I listened to the Leadership Network telesiminar with Larry Osborne on his new book Sticky Church. There were several helpful thoughts that came out of the time for me.
•    Member retention is not so much about church growth as much as it is about having people stick around long enough to disciple them.
•    For a church to double from 250 to 500 over a 10 year period with a 30% retention rate it takes 834 new members.
•    For a church to double from 250 to 500 over a 10 year period with a 70% retention rate it takes 357 new members.
•    People tend to come to a church because of its children and youth programs. These youth go off to college get married and don’t come back until they have children which repeats the cycle.
•    We measure the wrong thing . For example new members and growth instead of retention.
•    Most small group models are broken and we retool them every 3-7 years. NC has a “very relational model” base on the word (sermon) that hasn’t changed in the last 22 years.

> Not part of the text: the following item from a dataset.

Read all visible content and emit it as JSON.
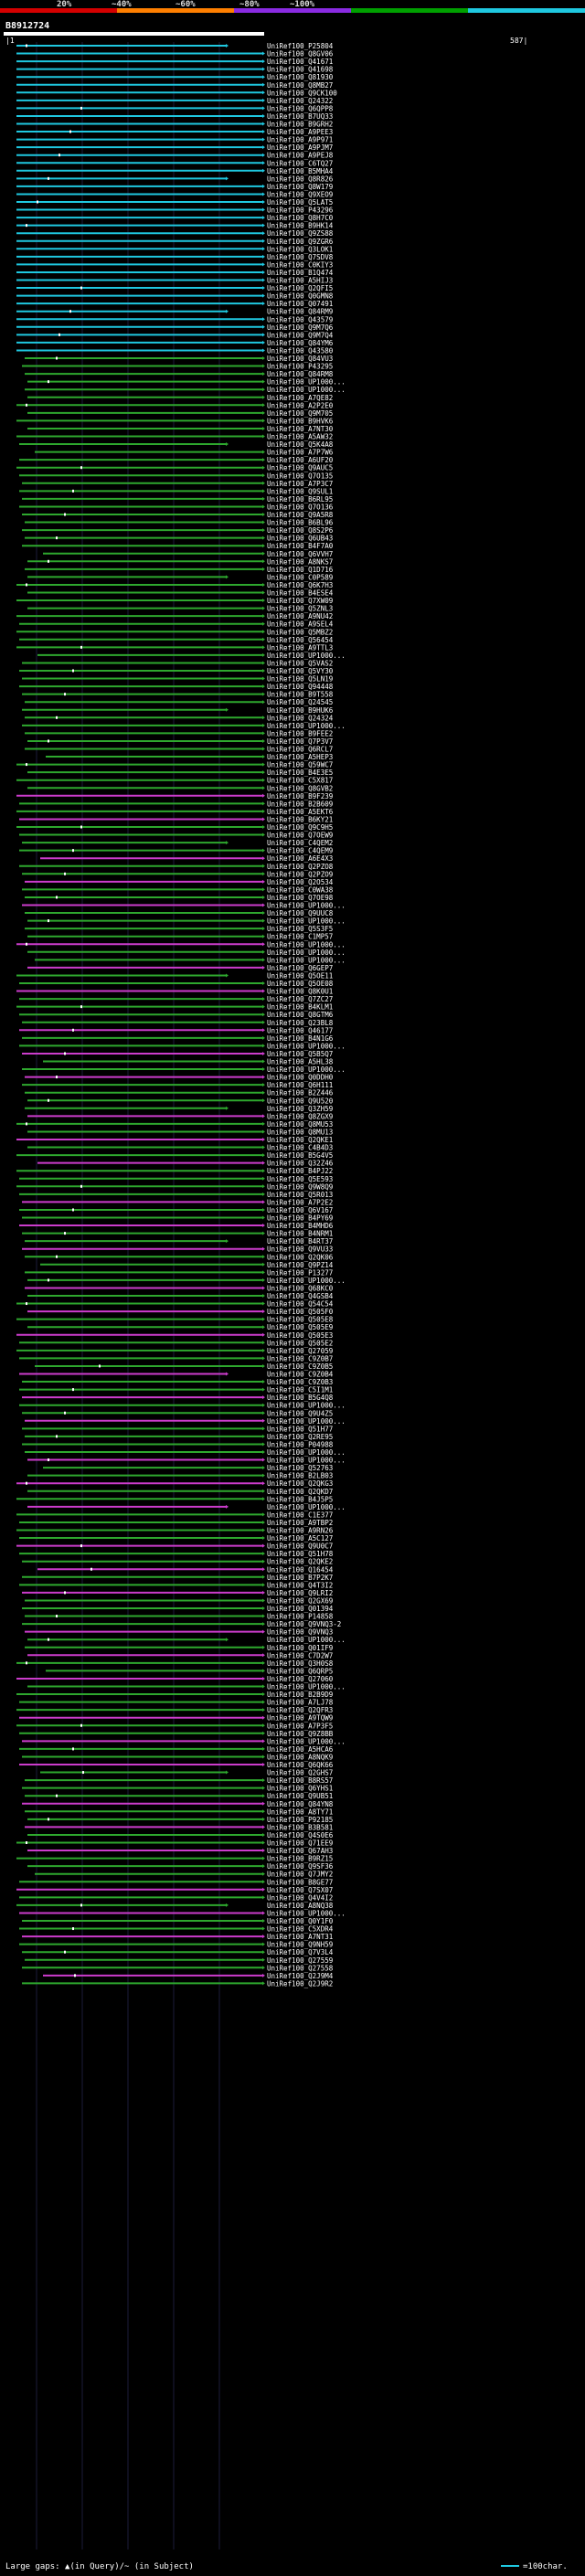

•    NC has 80% of Sunday morning attendance number in small groups.
•    People are like legos. Once their connectors are full they become friendly but don’t connect. Often time churches aren’t “clickish” their connectors are just filled. Create new groups for new people.
•    People need their own “Mayberry USA” in a hectic world. Churches that are constantly dividing and multiplying are more about growing the church than the people!
•    “Ingrown talk” is often more about leaders trying to “drive the people to accomplish what we want” than it is a concern about growing the people!
•    I wonder what our “retention rates are relative to our new members.